Martin Cullen wrote; "It is not an airport rail link. It is designed to provide a high-quality rail service along a north-south corridor, meeting existing transport requirements in that corridor, serving the airport and facilitating major residential development in the Swords area." [The Irish Times]

Therefore Mr. O'Leary is not just protesting a proposed airport link, he is protesting a public transport initiative. He proposes an alternative though, yet one that takes no account of economic or environmental factors. He suggests building another M50, therefore decreasing car journey time in the short term, promoting further car use. While improved public transport encourages people to move from road to 'rail', Mr. O'Leary's solution simply ensures we will have the same (if not worse) problems, of congestion, pollution etc, in 10 years time.

This is all completely predictable though. For a man that makes his money through air travel in a time of 'a bit of a climate crisis' [Zmag]
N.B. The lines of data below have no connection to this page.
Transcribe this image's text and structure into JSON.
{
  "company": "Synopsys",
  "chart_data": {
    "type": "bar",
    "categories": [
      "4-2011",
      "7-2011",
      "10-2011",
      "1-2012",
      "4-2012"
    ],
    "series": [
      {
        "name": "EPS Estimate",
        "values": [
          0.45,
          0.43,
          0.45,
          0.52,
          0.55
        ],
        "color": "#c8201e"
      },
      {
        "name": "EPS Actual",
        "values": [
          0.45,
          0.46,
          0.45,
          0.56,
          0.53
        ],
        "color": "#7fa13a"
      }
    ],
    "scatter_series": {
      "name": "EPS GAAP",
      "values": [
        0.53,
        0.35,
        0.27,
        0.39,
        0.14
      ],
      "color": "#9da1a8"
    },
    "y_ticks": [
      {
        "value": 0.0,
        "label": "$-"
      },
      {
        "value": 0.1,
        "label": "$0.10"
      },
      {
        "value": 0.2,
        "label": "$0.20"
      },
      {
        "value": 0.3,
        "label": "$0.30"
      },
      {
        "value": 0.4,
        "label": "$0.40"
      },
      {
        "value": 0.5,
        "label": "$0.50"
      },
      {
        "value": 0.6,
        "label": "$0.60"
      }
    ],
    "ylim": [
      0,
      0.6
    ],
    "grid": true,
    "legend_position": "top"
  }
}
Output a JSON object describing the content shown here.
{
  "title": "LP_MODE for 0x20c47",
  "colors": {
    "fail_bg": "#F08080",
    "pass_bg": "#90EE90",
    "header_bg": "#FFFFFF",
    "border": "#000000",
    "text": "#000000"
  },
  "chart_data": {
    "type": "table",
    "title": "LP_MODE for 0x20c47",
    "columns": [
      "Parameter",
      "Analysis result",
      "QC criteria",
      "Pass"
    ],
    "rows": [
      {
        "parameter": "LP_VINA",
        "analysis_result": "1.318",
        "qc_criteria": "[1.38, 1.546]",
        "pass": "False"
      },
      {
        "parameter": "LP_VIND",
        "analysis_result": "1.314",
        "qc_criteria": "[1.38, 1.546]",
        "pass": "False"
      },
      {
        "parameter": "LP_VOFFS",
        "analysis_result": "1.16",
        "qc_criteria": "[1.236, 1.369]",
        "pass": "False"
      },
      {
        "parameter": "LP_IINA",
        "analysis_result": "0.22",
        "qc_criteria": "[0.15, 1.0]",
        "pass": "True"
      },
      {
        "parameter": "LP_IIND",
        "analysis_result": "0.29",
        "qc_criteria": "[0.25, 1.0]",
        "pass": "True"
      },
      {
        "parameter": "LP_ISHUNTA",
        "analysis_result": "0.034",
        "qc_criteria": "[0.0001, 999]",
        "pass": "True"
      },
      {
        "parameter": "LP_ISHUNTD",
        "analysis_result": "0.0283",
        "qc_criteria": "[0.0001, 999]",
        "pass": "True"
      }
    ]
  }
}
"The Minister for the Environment, Mr Dempsey, recently described climate change as "probably the greatest environmental threat facing the global community". Most scientists would agree; indeed, they would go further by saying it is the greatest threat to the survival of humanity on the planet." [The Irish Times]

['Greenhouse gases are already past threshold that spells disaster.' A May 4 article read: 'Global warming fastest for 20,000 years - and it is mankind's fault.'] [Media Lens]

to hear him suggest the solution to our transport woes is more roads for more cars is not surprising. Air travel has a serious impact on global warming, and Mr. O'Leary's ruthless and successful attempts to increase that pollution, and his bank balance, evidences his disregard for the environment and those that live in it.

"Aircraft emissions that go directly into the stratosphere have more than twice the global warming effect of emissions from cars and power stations at ground level and, based on the Government's own calculations, the effect of the 2030 emissions will be equivalent to 44.3 million tons of carbon - 45 per cent of Britain's expected emissions total at that date.

That growth alone, the environmental audit committee says, will make Britain's 60 per cent CO2 reduction target "meaningless and unachievable". The clash of interests cannot be ducked any more, say the green groups. "The convenience we enjoy in covering huge distances in a short time is one of the fast-growing threats to life on earth," said Tony Juniper, the executive director of Friends of the Earth.

"Aviation is an increasing source of climate-changing pollution and we must take steps to curb it now. Planes pump out eight times more carbon dioxide per passenger mile than a train. A return flight to Australia will release as much carbon dioxide as all the heating, light and cooking for a house for a year."

Blake Lee-Harwood, campaigns director for Greenpeace, said: "The simple fact is the boom in cheap air travel cannot be reconciled with the survival of those things we most value about the planet, and will ultimately kill millions of people."

No one is suggesting the governments approach to providing sustainable transport solutions has been anything more than abysmal, but Michael O'Leary's offering is just plain ridiculous and impressively short sighted.

Why does Michael O'Leary want another M50?